Sentiamo sempre più spesso parlare di greenwashing. Ma che cos’è? È una tecnica di marketing utilizzata da molte aziende che si dichiarano green (ecologiche e attente all’ambiente), ma in realtà si comportano in maniera tutt’altro che sostenibile. Washing significa proprio lavare/insabbiare. Possiamo quindi dire che si tratta di un ecologismo di facciata.
È ormai impossibile non parlare di sostenibilità aziendale, dato che l’unico modo per far fronte alla crisi climatica è rivedere il nostro modello economico e dar vita ad una rivoluzione collettiva. Purtroppo, però, molte aziende “cavalcano” quest’onda verde cercando di avere maggiore visibilità ma senza essere davvero attente e sostenibili.
Come possiamo capire chi si impegna davvero in questo senso? E chi invece fa greenwashing?
Ecco alcune delle tecniche più comuni di greenwashing:
1. Etichette di colore verde, simboli che richiamano la natura, spot pubblicitari ambientati nel verde. Si tratta di immagini con un alto impatto visivo capaci di suscitare sensazioni che ricordano l’ambiente, l’artigianalità e il km0. Queste immagini ed etichette però non significano nulla, non fanno riferimento a dati e spesso non mostrano la realtà dietro alla produzione.
2. Termini come “naturale, amico dell’ambiente, direttamente dalla natura…” ecc. Queste frasi non vogliono dire nulla, non hanno un riscontro pratico e nessuna base scientifica.

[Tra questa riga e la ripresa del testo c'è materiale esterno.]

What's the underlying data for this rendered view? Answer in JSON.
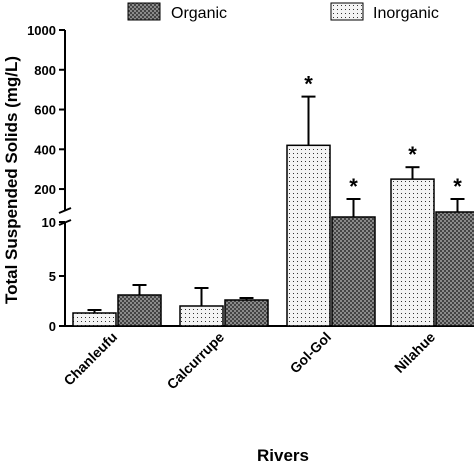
{
  "chart_data": {
    "type": "bar",
    "title": "",
    "xlabel": "Rivers",
    "ylabel": "Total Suspended Solids (mg/L)",
    "categories": [
      "Chanleufu",
      "Calcurrupe",
      "Gol-Gol",
      "Nilahue"
    ],
    "series": [
      {
        "name": "Inorganic",
        "pattern": "dots",
        "fill": "#f4f4f4",
        "values": [
          1.3,
          2.0,
          420,
          250
        ],
        "errors": [
          0.3,
          1.8,
          245,
          60
        ]
      },
      {
        "name": "Organic",
        "pattern": "crosshatch",
        "fill": "#5a5a5a",
        "values": [
          3.1,
          2.6,
          10.5,
          11.0
        ],
        "errors": [
          1.0,
          0.2,
          0.6,
          0.4
        ]
      }
    ],
    "significance": [
      {
        "category": "Gol-Gol",
        "series": "Inorganic",
        "label": "*"
      },
      {
        "category": "Gol-Gol",
        "series": "Organic",
        "label": "*"
      },
      {
        "category": "Nilahue",
        "series": "Inorganic",
        "label": "*"
      },
      {
        "category": "Nilahue",
        "series": "Organic",
        "label": "*"
      }
    ],
    "y_axis": {
      "broken": true,
      "segments": [
        {
          "min": 0,
          "max": 8,
          "ticks": [
            0,
            5
          ]
        },
        {
          "min": 9,
          "max": 11,
          "ticks": [
            10
          ]
        },
        {
          "min": 150,
          "max": 1000,
          "ticks": [
            200,
            400,
            600,
            800,
            1000
          ]
        }
      ]
    },
    "legend_placement": "top",
    "grid": false
  }
}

3. Dichiarazioni di impegno per la riduzione della plastica o dell’utilizzo di plastica riciclata quando si stanno vendendo prodotti monouso o incartati singolarmente: si tratta di azioni di facciata, che mostrano un finto interesse dietro ad aziende che in realtà si basano su sistemi del tutto non sostenibili.
È sempre più difficile orientarsi tra le etichette, o su internet, ma ci sono alcuni elementi a cui è utile prestare attenzione:
1. Le certificazioni di enti terzi, imparziali ed autorizzati, come ad esempio le nostre: GOTS per il cotone e IGP per le nocciole. Ma ancora: biologico, fair trade, FSC, PEFC…. queste certificazioni richiedono la verifica costante di enti terzi sul modo in cui l’azienda lavora e produce, non solo controllando le materie prime ma anche tutelando i lavoratori.
2. La trasparenza delle aziende: forniscono dei dati concreti? Specificano l’origine dei loro ingredienti? O queste informazioni sono nascoste e difficili da trovare? In questo caso difficilmente si tratta di aziende realmente green.
3. Un costo adeguato. Materie prime di qualità, rispetto dei lavoratori e packaging attento hanno dei costi, è inutile negarlo. Bisogna ricordare che i prodotti non solo hanno un costo economico, ma anche uno ambientale e sociale, quindi spesso un costo economico un po’ più elevato è sinonimo di un impatto positivo a livello ambientale e sociale.
Non è sempre facile capire quale tipo di business stiamo sostenendo, e purtroppo non sempre abbiamo il tempo di indagare per ogni acquisto che facciamo. Tuttavia, seguendo i nostri consigli e allenando i nostri occhi a riconoscere le vere certificazioni possiamo sicuramente migliorare ed evitare il greenwashing.